Todos sabemos a dimensão da catástrofe social que foram os anos do programa de ajustamento da troika, incluindo a política de ir para além da troika (assumida publicamente por Passos Coelho em diversas ocasiões, em 2011, e das quais a comunicação social deu boa nota). Esse programa ficou concluído em 2014, e em 2015 um novo Governo, com o objetivo claro de devolver direitos e rendimentos aos portugueses, entrou em funções, e cujos resultados podem ser considerados como um sucesso (fim da sobretaxa no IRS, aumento do emprego, redução do défice e da dívida, etc.).

Também todos estamos recordados das notícias que davam conta das necessidades de alimentação à população mais carenciada com o surgimento em todo o país de cantinas sociais, das refeições escolares em período de férias e outras iniciativas que iriam surgindo, para nossa vergonha enquanto comunidade que não é capaz de apoiar socialmente de forma conveniente sem a caridade do apoio alimentar.

Nos últimos anos, e à medida que as condições socioeconómicas do país foram melhorando, com o aumento sucessivo do salário mínimo e o país a viver, até há bem pouco tempo, em quase pleno emprego, esperava-se que, mesmo em condições extraordinárias como o tempo em que vivemos, as coisas não estivessem praticamente iguais.

Tendo em conta o que se passa, não deixo de ficar assoberbado com o pouco caminho que fizemos em matéria social quanto aos mais desprotegidos.

Em menos de uma semana, e após o encerramento das escolas decretado pelo Governo, as notícias começaram a correr com a abertura das cantinas escolares, mesmo com as escolas encerradas, porque elas proporcionam as únicas, repito, únicas refeições de milhares de crianças e jovens durante o dia.

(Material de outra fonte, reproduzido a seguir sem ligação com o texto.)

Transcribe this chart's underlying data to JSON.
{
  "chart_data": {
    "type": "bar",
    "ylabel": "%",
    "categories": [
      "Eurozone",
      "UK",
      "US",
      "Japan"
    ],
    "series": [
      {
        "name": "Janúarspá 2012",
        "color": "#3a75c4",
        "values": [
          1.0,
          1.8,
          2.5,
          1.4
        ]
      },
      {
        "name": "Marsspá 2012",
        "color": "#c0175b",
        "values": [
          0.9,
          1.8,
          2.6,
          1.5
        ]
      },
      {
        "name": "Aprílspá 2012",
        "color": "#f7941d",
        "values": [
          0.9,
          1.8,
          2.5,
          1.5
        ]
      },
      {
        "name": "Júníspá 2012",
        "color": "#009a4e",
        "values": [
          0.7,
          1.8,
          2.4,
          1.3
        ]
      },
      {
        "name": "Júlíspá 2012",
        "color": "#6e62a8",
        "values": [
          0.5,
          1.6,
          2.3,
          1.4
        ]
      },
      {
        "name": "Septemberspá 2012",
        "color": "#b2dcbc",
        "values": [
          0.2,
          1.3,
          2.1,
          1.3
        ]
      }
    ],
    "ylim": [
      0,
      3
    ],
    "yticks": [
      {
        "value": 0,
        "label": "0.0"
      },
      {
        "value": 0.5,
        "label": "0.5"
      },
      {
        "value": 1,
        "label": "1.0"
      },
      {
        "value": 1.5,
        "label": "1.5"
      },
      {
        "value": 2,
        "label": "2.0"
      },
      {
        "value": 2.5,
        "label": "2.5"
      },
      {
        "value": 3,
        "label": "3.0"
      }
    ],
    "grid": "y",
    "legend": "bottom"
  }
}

Isto para não falar dos massivos (financeiramente) programas de apoio alimentar espalhados por todo o país a famílias, idosos e populações de risco, e até mesmo a pessoas que se encontram ou encontravam até há dias a trabalhar e a receber os seus salários.

Numa questão de dias e semanas, temos hoje milhares de pessoas que subsistem apenas destes apoios. Pergunto-me o que temos feito ao longo dos últimos anos (Estado central e autarquias) que faz com que, não obstante o emprego e as melhorias de condições de vida, existam tantos milhares de portugueses que não saíram deste círculo vicioso e viciado.

Dá a sensação que as políticas públicas do setor e os apoios sociais do Estado se resumem à criação de um gigantesco banco alimentar que se ativa em maior ou menor dimensão em função dos tempos de necessidade.

Não estou com a isto a dizer que está errado o que se está a fazer neste momento em providenciar alimentação a quem dela necessita para sobreviver. Longe, muito longe disso, mas este tempo de crise de saúde pública e económica, que se ergue à nossa frente como um Evereste, terá também de servir para refletirmos sobre a forma como pensamos as políticas públicas e os apoios sociais aos mais desfavorecidos. Um país da União Europeia, da OCDE e da zona euro não pode ter um sistema social tão frágil que não dê às famílias as condições para que, em tempos de normalidade, possam sair da necessidade de ter de andar à espera da caridade. A comparação com o que se passa nos Estados Unidos, onde se veem longas filas de carros para as pessoas receberem apoio alimentar, não colhe, pois o Estado social, em terras do Tio Sam, é coisa quase inexistente.